U.S. Soldiers stand at a site of Iranian bombing at Ain al-Asad air base in Anbar, Iraq, Monday, Jan. 13, 2020. Ain al-Asad air base was struck by a barrage of Iranian missiles on Wednesday, in retaliation for the U.S. drone strike that killed atop Iranian commander, Gen. Qassem Soleimani, whose killing raised fears of a wider war in the Middle East. (AP Photo/Qassim Abdul-Zahra)
UPDATED 1:14 PM PT — Monday, January 13, 2020
According to a new report, the fatal U.S. air strike on the Iranian Gen. Qasam Soleimani may have been months in the making. NBC recently quoted several White House sources who said President Trump recognized Soleimani as a target after the downing of a U.S. Intelligence drone by Iranian forces back in June of last year.
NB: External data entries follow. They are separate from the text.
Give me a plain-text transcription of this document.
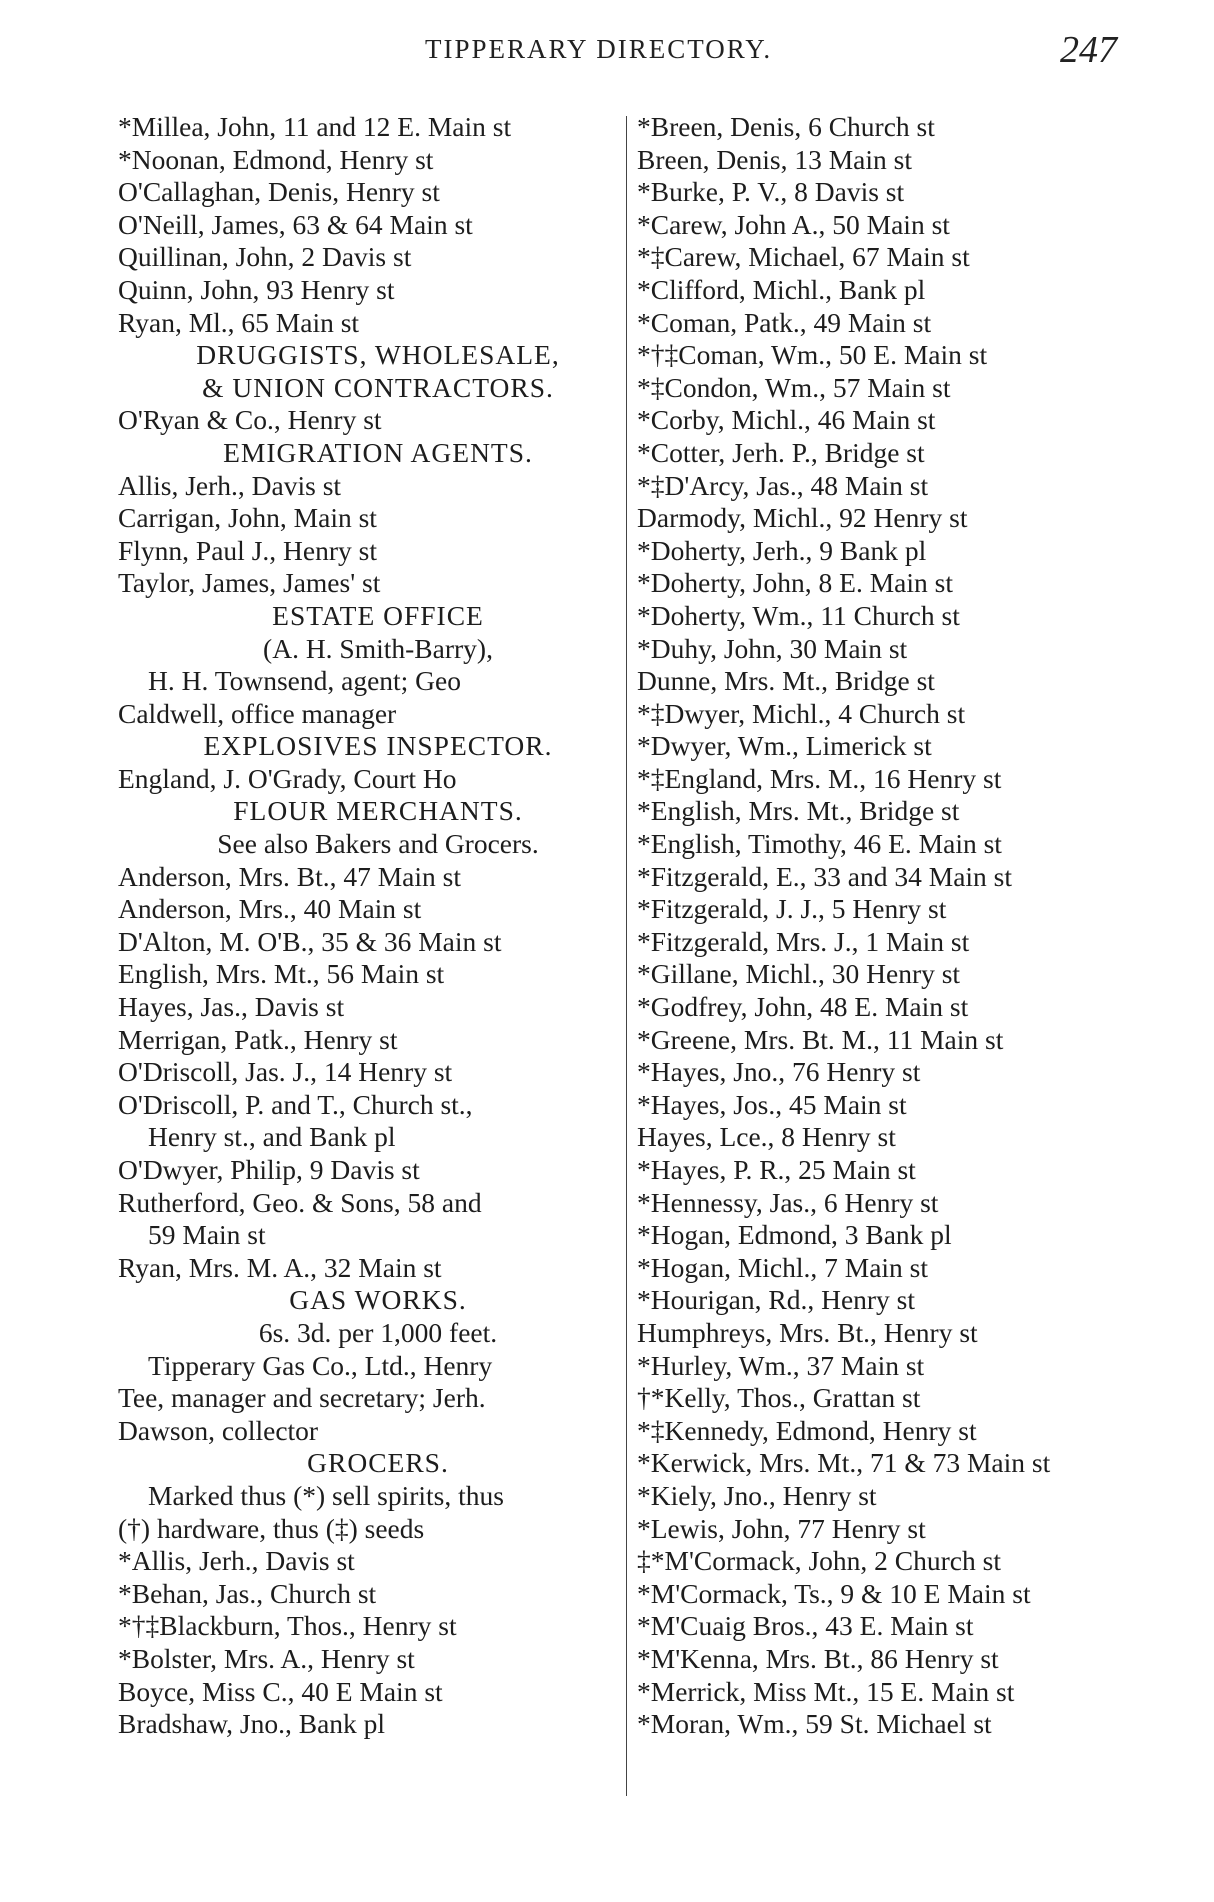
TIPPERARY DIRECTORY.	247
*Millea, John, 11 and 12 E. Main st
*Noonan, Edmond, Henry st
O'Callaghan, Denis, Henry st
O'Neill, James, 63 & 64 Main st
Quillinan, John, 2 Davis st
Quinn, John, 93 Henry st
Ryan, Ml., 65 Main st
DRUGGISTS, WHOLESALE,
& UNION CONTRACTORS.
O'Ryan & Co., Henry st
EMIGRATION AGENTS.
Allis, Jerh., Davis st
Carrigan, John, Main st
Flynn, Paul J., Henry st
Taylor, James, James' st
ESTATE OFFICE
(A. H. Smith-Barry),
H. H. Townsend, agent; Geo
Caldwell, office manager
EXPLOSIVES INSPECTOR.
England, J. O'Grady, Court Ho
FLOUR MERCHANTS.
See also Bakers and Grocers.
Anderson, Mrs. Bt., 47 Main st
Anderson, Mrs., 40 Main st
D'Alton, M. O'B., 35 & 36 Main st
English, Mrs. Mt., 56 Main st
Hayes, Jas., Davis st
Merrigan, Patk., Henry st
O'Driscoll, Jas. J., 14 Henry st
O'Driscoll, P. and T., Church st.,
Henry st., and Bank pl
O'Dwyer, Philip, 9 Davis st
Rutherford, Geo. & Sons, 58 and
59 Main st
Ryan, Mrs. M. A., 32 Main st
GAS WORKS.
6s. 3d. per 1,000 feet.
Tipperary Gas Co., Ltd., Henry
Tee, manager and secretary; Jerh.
Dawson, collector
GROCERS.
Marked thus (*) sell spirits, thus
(†) hardware, thus (‡) seeds
*Allis, Jerh., Davis st
*Behan, Jas., Church st
*†‡Blackburn, Thos., Henry st
*Bolster, Mrs. A., Henry st
Boyce, Miss C., 40 E Main st
Bradshaw, Jno., Bank pl
*Breen, Denis, 6 Church st
Breen, Denis, 13 Main st
*Burke, P. V., 8 Davis st
*Carew, John A., 50 Main st
*‡Carew, Michael, 67 Main st
*Clifford, Michl., Bank pl
*Coman, Patk., 49 Main st
*†‡Coman, Wm., 50 E. Main st
*‡Condon, Wm., 57 Main st
*Corby, Michl., 46 Main st
*Cotter, Jerh. P., Bridge st
*‡D'Arcy, Jas., 48 Main st
Darmody, Michl., 92 Henry st
*Doherty, Jerh., 9 Bank pl
*Doherty, John, 8 E. Main st
*Doherty, Wm., 11 Church st
*Duhy, John, 30 Main st
Dunne, Mrs. Mt., Bridge st
*‡Dwyer, Michl., 4 Church st
*Dwyer, Wm., Limerick st
*‡England, Mrs. M., 16 Henry st
*English, Mrs. Mt., Bridge st
*English, Timothy, 46 E. Main st
*Fitzgerald, E., 33 and 34 Main st
*Fitzgerald, J. J., 5 Henry st
*Fitzgerald, Mrs. J., 1 Main st
*Gillane, Michl., 30 Henry st
*Godfrey, John, 48 E. Main st
*Greene, Mrs. Bt. M., 11 Main st
*Hayes, Jno., 76 Henry st
*Hayes, Jos., 45 Main st
Hayes, Lce., 8 Henry st
*Hayes, P. R., 25 Main st
*Hennessy, Jas., 6 Henry st
*Hogan, Edmond, 3 Bank pl
*Hogan, Michl., 7 Main st
*Hourigan, Rd., Henry st
Humphreys, Mrs. Bt., Henry st
*Hurley, Wm., 37 Main st
†*Kelly, Thos., Grattan st
*‡Kennedy, Edmond, Henry st
*Kerwick, Mrs. Mt., 71 & 73 Main st
*Kiely, Jno., Henry st
*Lewis, John, 77 Henry st
‡*M'Cormack, John, 2 Church st
*M'Cormack, Ts., 9 & 10 E Main st
*M'Cuaig Bros., 43 E. Main st
*M'Kenna, Mrs. Bt., 86 Henry st
*Merrick, Miss Mt., 15 E. Main st
*Moran, Wm., 59 St. Michael st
The president was reportedly encouraged to approve a potential strike on the general by then-National Security Adviser John Bolton and Secretary of State Mike Pompeo.
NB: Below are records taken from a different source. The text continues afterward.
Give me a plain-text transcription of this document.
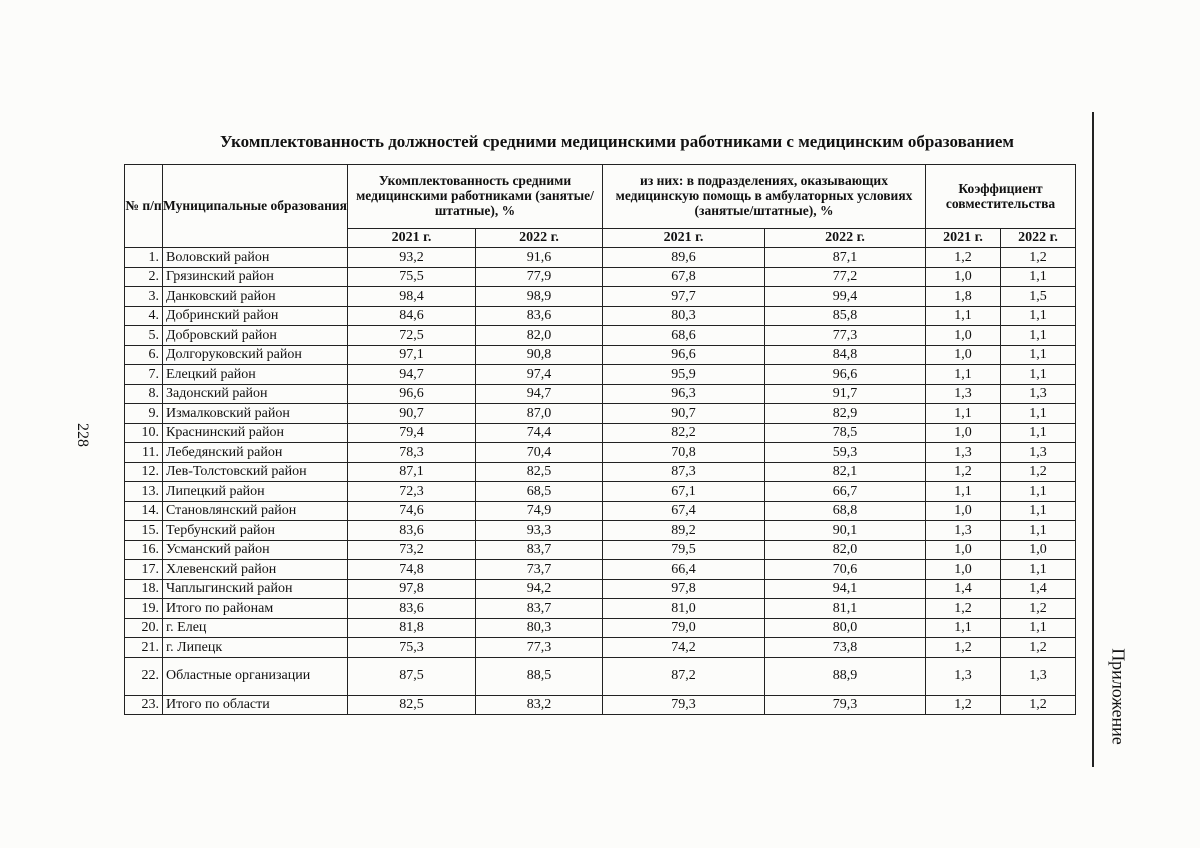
Укомплектованность должностей средними медицинскими работниками с медицинским образованием
228
Приложение
№ п/п	Муниципальные образования	Укомплектованность средними медицинскими работниками (занятые/штатные), %		из них: в подразделениях, оказывающих медицинскую помощь в амбулаторных условиях (занятые/штатные), %		Коэффициент совместительства	
		2021 г.	2022 г.	2021 г.	2022 г.	2021 г.	2022 г.
1.	Воловский район	93,2	91,6	89,6	87,1	1,2	1,2
2.	Грязинский район	75,5	77,9	67,8	77,2	1,0	1,1
3.	Данковский район	98,4	98,9	97,7	99,4	1,8	1,5
4.	Добринский район	84,6	83,6	80,3	85,8	1,1	1,1
5.	Добровский район	72,5	82,0	68,6	77,3	1,0	1,1
6.	Долгоруковский район	97,1	90,8	96,6	84,8	1,0	1,1
7.	Елецкий район	94,7	97,4	95,9	96,6	1,1	1,1
8.	Задонский район	96,6	94,7	96,3	91,7	1,3	1,3
9.	Измалковский район	90,7	87,0	90,7	82,9	1,1	1,1
10.	Краснинский район	79,4	74,4	82,2	78,5	1,0	1,1
11.	Лебедянский район	78,3	70,4	70,8	59,3	1,3	1,3
12.	Лев-Толстовский район	87,1	82,5	87,3	82,1	1,2	1,2
13.	Липецкий район	72,3	68,5	67,1	66,7	1,1	1,1
14.	Становлянский район	74,6	74,9	67,4	68,8	1,0	1,1
15.	Тербунский район	83,6	93,3	89,2	90,1	1,3	1,1
16.	Усманский район	73,2	83,7	79,5	82,0	1,0	1,0
17.	Хлевенский район	74,8	73,7	66,4	70,6	1,0	1,1
18.	Чаплыгинский район	97,8	94,2	97,8	94,1	1,4	1,4
19.	Итого по районам	83,6	83,7	81,0	81,1	1,2	1,2
20.	г. Елец	81,8	80,3	79,0	80,0	1,1	1,1
21.	г. Липецк	75,3	77,3	74,2	73,8	1,2	1,2
22.	Областные организации	87,5	88,5	87,2	88,9	1,3	1,3
23.	Итого по области	82,5	83,2	79,3	79,3	1,2	1,2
“It was very clear, Qasem Soleimani, himself was plotting a broad, large scale attack against American interests,” stated Secretary Pompeo. “And those attacks were imminent against American facilities, including American embassies, military bases, American facilities throughout the region.”
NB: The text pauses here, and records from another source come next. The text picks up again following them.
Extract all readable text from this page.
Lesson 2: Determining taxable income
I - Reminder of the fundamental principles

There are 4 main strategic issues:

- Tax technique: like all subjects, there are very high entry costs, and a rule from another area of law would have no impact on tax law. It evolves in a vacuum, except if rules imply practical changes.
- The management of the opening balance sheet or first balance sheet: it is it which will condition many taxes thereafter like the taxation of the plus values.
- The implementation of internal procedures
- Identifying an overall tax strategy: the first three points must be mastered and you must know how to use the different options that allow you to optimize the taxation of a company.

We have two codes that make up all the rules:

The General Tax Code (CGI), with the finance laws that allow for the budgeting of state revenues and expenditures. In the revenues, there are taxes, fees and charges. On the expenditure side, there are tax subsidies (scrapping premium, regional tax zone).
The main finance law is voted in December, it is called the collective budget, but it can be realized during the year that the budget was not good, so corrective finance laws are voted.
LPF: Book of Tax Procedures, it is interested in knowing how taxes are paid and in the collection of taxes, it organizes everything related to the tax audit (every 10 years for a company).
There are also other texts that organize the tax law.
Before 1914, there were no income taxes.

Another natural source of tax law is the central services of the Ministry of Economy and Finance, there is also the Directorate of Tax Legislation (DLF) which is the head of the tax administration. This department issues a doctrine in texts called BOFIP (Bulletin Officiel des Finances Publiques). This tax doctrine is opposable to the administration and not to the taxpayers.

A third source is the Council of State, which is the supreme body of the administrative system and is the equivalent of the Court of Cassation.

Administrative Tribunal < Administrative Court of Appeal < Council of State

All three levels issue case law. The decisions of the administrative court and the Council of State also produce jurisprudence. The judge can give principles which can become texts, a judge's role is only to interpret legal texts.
While the president gave his preliminary approval, the directive came with the condition he would only move forward if Iran’s actions led to the death of an American.
On December 27, 2019 tensions escalated when a rocket attack left one U.S. contractor dead and many service members injured. Days later, the president gave the final ‘green light’ to launch the attack on Soleimani and admitted it should have happened much earlier.
“In recent days, he was planning new attacks on American targets, but we stopped him,” said President Trump. “Soleimani’s hands were drenched in both American and Iranian blood, he should have been terminated long ago.”
President Donald Trump boards Air Force One at Andrews Air Force Base, Md., Thursday, Jan. 9, 2020, en route to Ohio for a campaign rally. (AP Photo/ Jacquelyn Martin)
Since the NBC report, the president has responded to continued claims by Democrats, who doubt the existence of an “imminent threat,” by saying Soleimani’s history was enough to warrant military action regardless of any direct threat.
“By removing Soleimani, we have sent a powerful message to terrorists: ‘If you value your own life, you will not threaten the lives of our people,” President Trump added.